A operação, baptizada “Leão em Ascensão”, visa destruir o programa nuclear iraniano e eliminar altos quadros políticos, militares e científicos iranianos. Em resposta, o Irão retaliou com mísseis e drones, atingindo alvos civis e militares em Israel, provocando dezenas de mortos e reacendendo a instabilidade regional, num confronto que se anuncia prolongado e potencialmente devastador, pois a este conflito poderá juntar-se ainda o colosso norte-americano ao lado de Telavive.

Se há povo que sabe o preço do sangue colonial é o persa. Entre 1917 e 1919, em plena Primeira Guerra Mundial, o Reino Unido converteu a neutral Pérsia num matadouro a céu aberto: confiscou cereais, bloqueou importações e lançou o país numa fome que ceifou entre seis e dez milhões de vidas — até metade da população de então. Esta tragédia, apagada dos manuais ocidentais, permanece tatuada na memória colectiva iraniana como o seu holocausto silenciado
Quando, décadas depois, Londres e Washington derrubaram o nacionalista Mohammad Mossadegh — que ousara nacionalizar o petróleo iraniano —, o fantasma do Império voltou a erguer-se. A Operação Ajax, comandada pela CIA e pelo MI6, reinstalou o Xá e entregou o ouro negro de volta às sete irmãs anglo-americanas (BP, Shell, Exxon, Mobil, Chevron, Gulf Oil e Texaco).

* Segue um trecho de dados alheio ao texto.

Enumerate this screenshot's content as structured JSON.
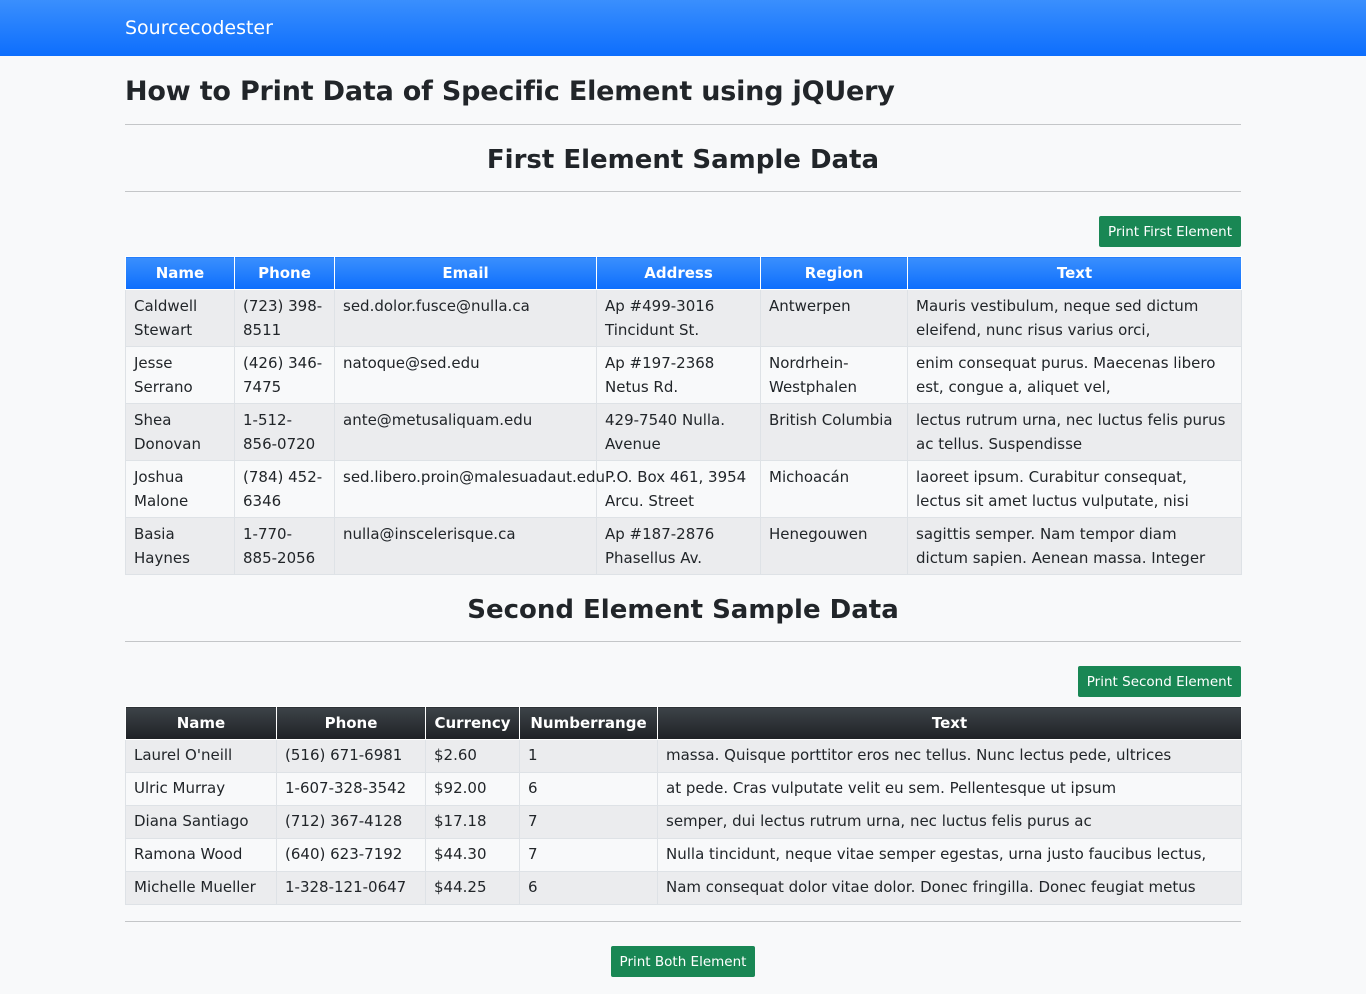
{
  "navbar": {
    "brand": "Sourcecodester"
  },
  "page": {
    "title": "How to Print Data of Specific Element using jQUery"
  },
  "first": {
    "title": "First Element Sample Data",
    "button": "Print First Element",
    "headers": [
      "Name",
      "Phone",
      "Email",
      "Address",
      "Region",
      "Text"
    ],
    "rows": [
      [
        "Caldwell Stewart",
        "(723) 398-8511",
        "sed.dolor.fusce@nulla.ca",
        "Ap #499-3016 Tincidunt St.",
        "Antwerpen",
        "Mauris vestibulum, neque sed dictum eleifend, nunc risus varius orci,"
      ],
      [
        "Jesse Serrano",
        "(426) 346-7475",
        "natoque@sed.edu",
        "Ap #197-2368 Netus Rd.",
        "Nordrhein-Westphalen",
        "enim consequat purus. Maecenas libero est, congue a, aliquet vel,"
      ],
      [
        "Shea Donovan",
        "1-512-856-0720",
        "ante@metusaliquam.edu",
        "429-7540 Nulla. Avenue",
        "British Columbia",
        "lectus rutrum urna, nec luctus felis purus ac tellus. Suspendisse"
      ],
      [
        "Joshua Malone",
        "(784) 452-6346",
        "sed.libero.proin@malesuadaut.edu",
        "P.O. Box 461, 3954 Arcu. Street",
        "Michoacán",
        "laoreet ipsum. Curabitur consequat, lectus sit amet luctus vulputate, nisi"
      ],
      [
        "Basia Haynes",
        "1-770-885-2056",
        "nulla@inscelerisque.ca",
        "Ap #187-2876 Phasellus Av.",
        "Henegouwen",
        "sagittis semper. Nam tempor diam dictum sapien. Aenean massa. Integer"
      ]
    ]
  },
  "second": {
    "title": "Second Element Sample Data",
    "button": "Print Second Element",
    "headers": [
      "Name",
      "Phone",
      "Currency",
      "Numberrange",
      "Text"
    ],
    "rows": [
      [
        "Laurel O'neill",
        "(516) 671-6981",
        "$2.60",
        "1",
        "massa. Quisque porttitor eros nec tellus. Nunc lectus pede, ultrices"
      ],
      [
        "Ulric Murray",
        "1-607-328-3542",
        "$92.00",
        "6",
        "at pede. Cras vulputate velit eu sem. Pellentesque ut ipsum"
      ],
      [
        "Diana Santiago",
        "(712) 367-4128",
        "$17.18",
        "7",
        "semper, dui lectus rutrum urna, nec luctus felis purus ac"
      ],
      [
        "Ramona Wood",
        "(640) 623-7192",
        "$44.30",
        "7",
        "Nulla tincidunt, neque vitae semper egestas, urna justo faucibus lectus,"
      ],
      [
        "Michelle Mueller",
        "1-328-121-0647",
        "$44.25",
        "6",
        "Nam consequat dolor vitae dolor. Donec fringilla. Donec feugiat metus"
      ]
    ]
  },
  "both_button": "Print Both Element"
}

Os documentos desclassificados da própria CIA não deixam dúvidas: foi um golpe palaciano puro e duro
Para vigiar o novo vassalo, inventaram a SAVAK, polícia secreta treinada por ex-nazis e “sionistas revisionistas”: tortura industrial em nome da estabilidade. O serviço foi montado com o apoio directo da CIA e da Mossad, que forneceram métodos, quadros e doutrina. A sua actuação estendia-se das escutas domésticas à eliminação de dissidentes, passando por práticas sádicas dignas da Gestapo.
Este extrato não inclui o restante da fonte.